To determine possible mechanisms of LINC00336 loss-of-function induced BCa cell growth inhibition, we hypothesized that knockdown of LINC00336 might affect cell cycle and apoptosis of BCa cells. We silenced the expression of LINC00336 by transfection with specific shRNA into three BCa cell lines, i.e. T24, 5637 and SW780 cells, and the inhibition rate of LINC00336 expression level reached up to 50% in in vitro experiments. Subsequently, we observed that S-phase cell cycle arrest and an increase in apoptotic cell proportion occurred in T24, 5637 and SW780 cells after transfection with sh-LINC00336. Our results demonstrated that inhibition of cell growth rate might be associated with S-phase cell cycle arrest and elevation of apoptotic cell proportion in BCa cells after transfection with sh-LINC00336.
We need to make clear the limitations in our study. First, the roles of LINC00336 in cell growth have not been investigated in human BCa xenografts in nude mice. In addition, functions of LINC00336 with gene-gene interactions are not involved in the present study.

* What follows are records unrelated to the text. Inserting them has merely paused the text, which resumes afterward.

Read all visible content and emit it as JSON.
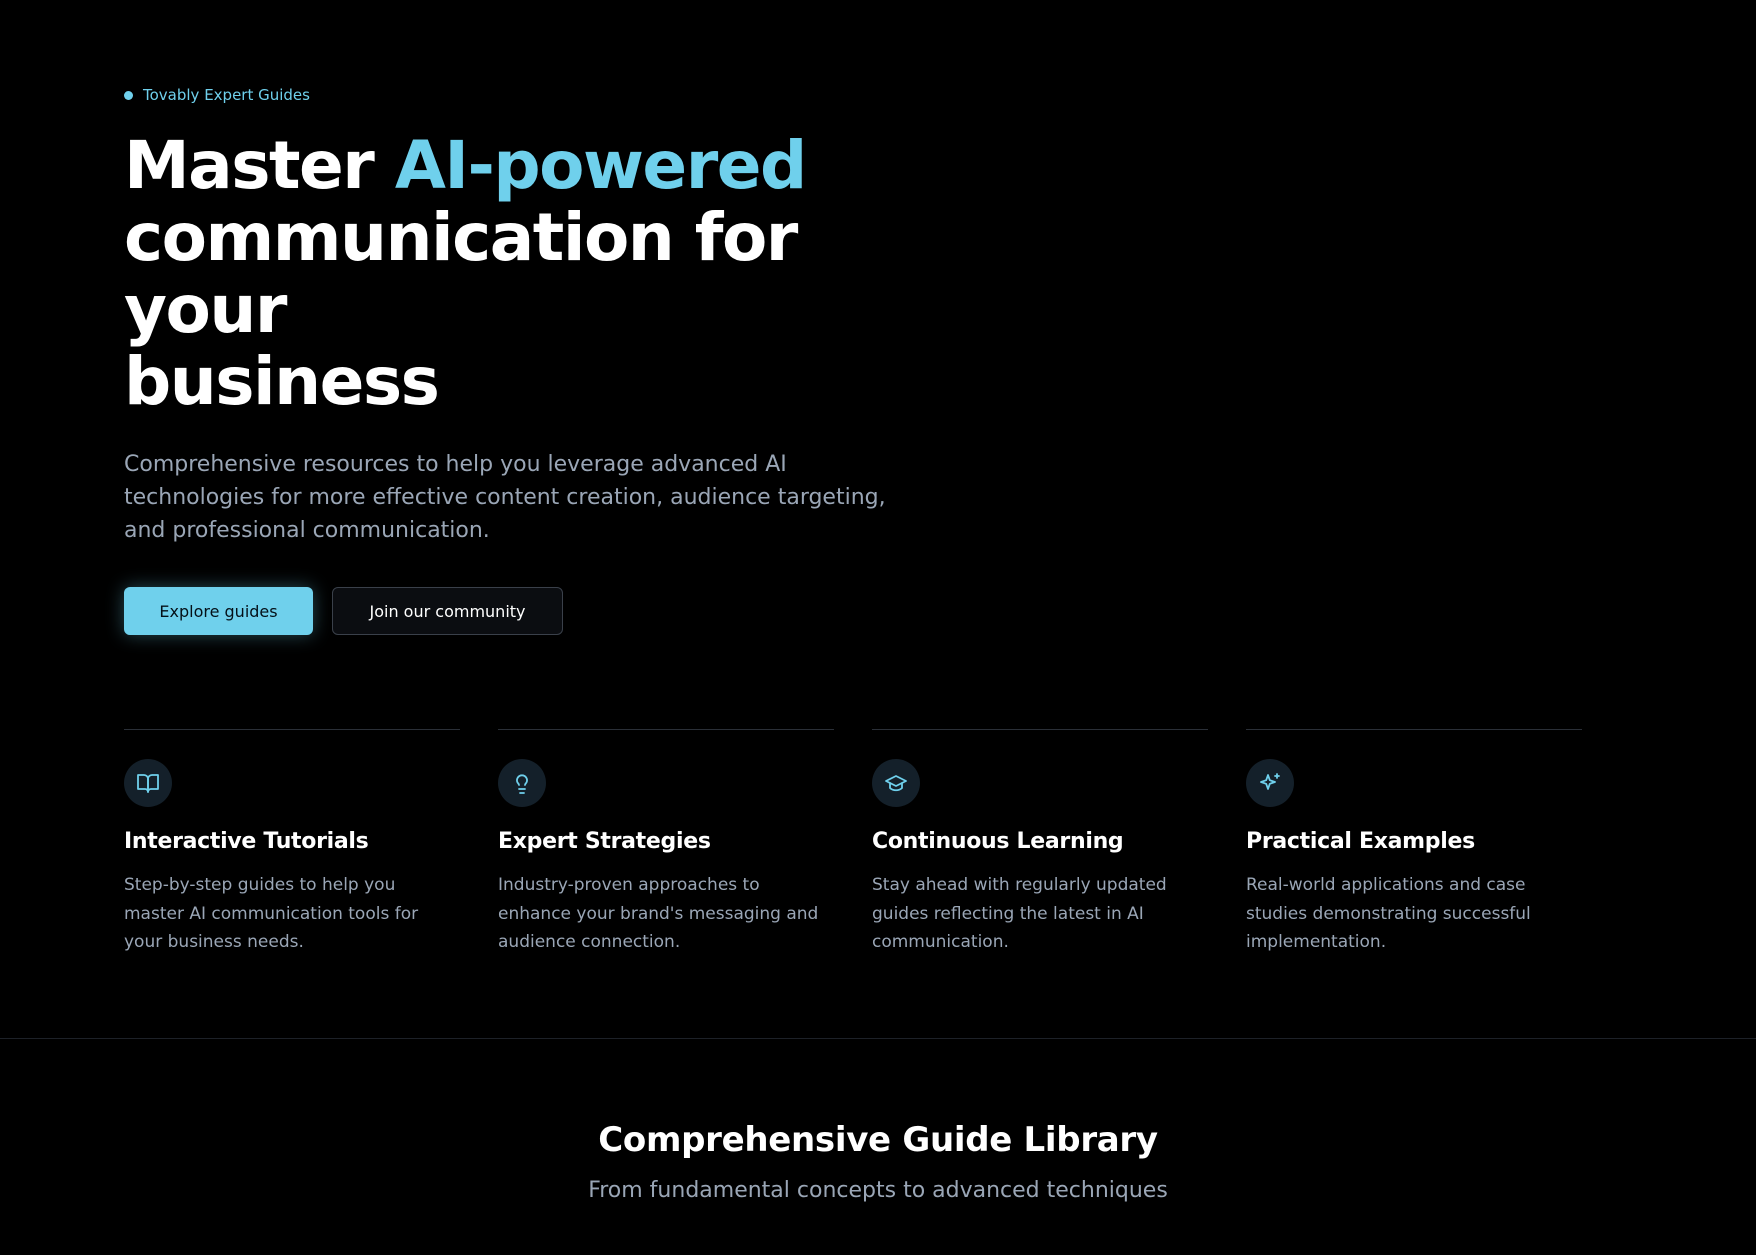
{
  "hero": {
    "eyebrow": "Tovably Expert Guides",
    "headline_prefix": "Master ",
    "headline_accent": "AI-powered",
    "headline_line2": "communication for your",
    "headline_line3": "business",
    "subtitle": "Comprehensive resources to help you leverage advanced AI technologies for more effective content creation, audience targeting, and professional communication.",
    "primary_button": "Explore guides",
    "secondary_button": "Join our community"
  },
  "features": [
    {
      "icon": "book-open-icon",
      "title": "Interactive Tutorials",
      "description": "Step-by-step guides to help you master AI communication tools for your business needs."
    },
    {
      "icon": "lightbulb-icon",
      "title": "Expert Strategies",
      "description": "Industry-proven approaches to enhance your brand's messaging and audience connection."
    },
    {
      "icon": "graduation-cap-icon",
      "title": "Continuous Learning",
      "description": "Stay ahead with regularly updated guides reflecting the latest in AI communication."
    },
    {
      "icon": "sparkles-icon",
      "title": "Practical Examples",
      "description": "Real-world applications and case studies demonstrating successful implementation."
    }
  ],
  "library": {
    "title": "Comprehensive Guide Library",
    "subtitle": "From fundamental concepts to advanced techniques"
  },
  "colors": {
    "background": "#000000",
    "accent": "#6fd0ec",
    "muted_text": "#9aa6b6",
    "icon_bg": "#14202a",
    "divider": "#2a2f37"
  }
}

In conclusion, LINC00336 as an independent risk factor for predicting the prognosis of BCa was observed in our study, and knockdown of LINC00336 had the ability to suppress cell proliferation and invasion and induce cell cycle arrest and apoptosis in BCa cells. LINC00336 displayed aberrant expression of BCa tissues and showed strong potential for development of a novel therapeutic target for the treatment of BCa.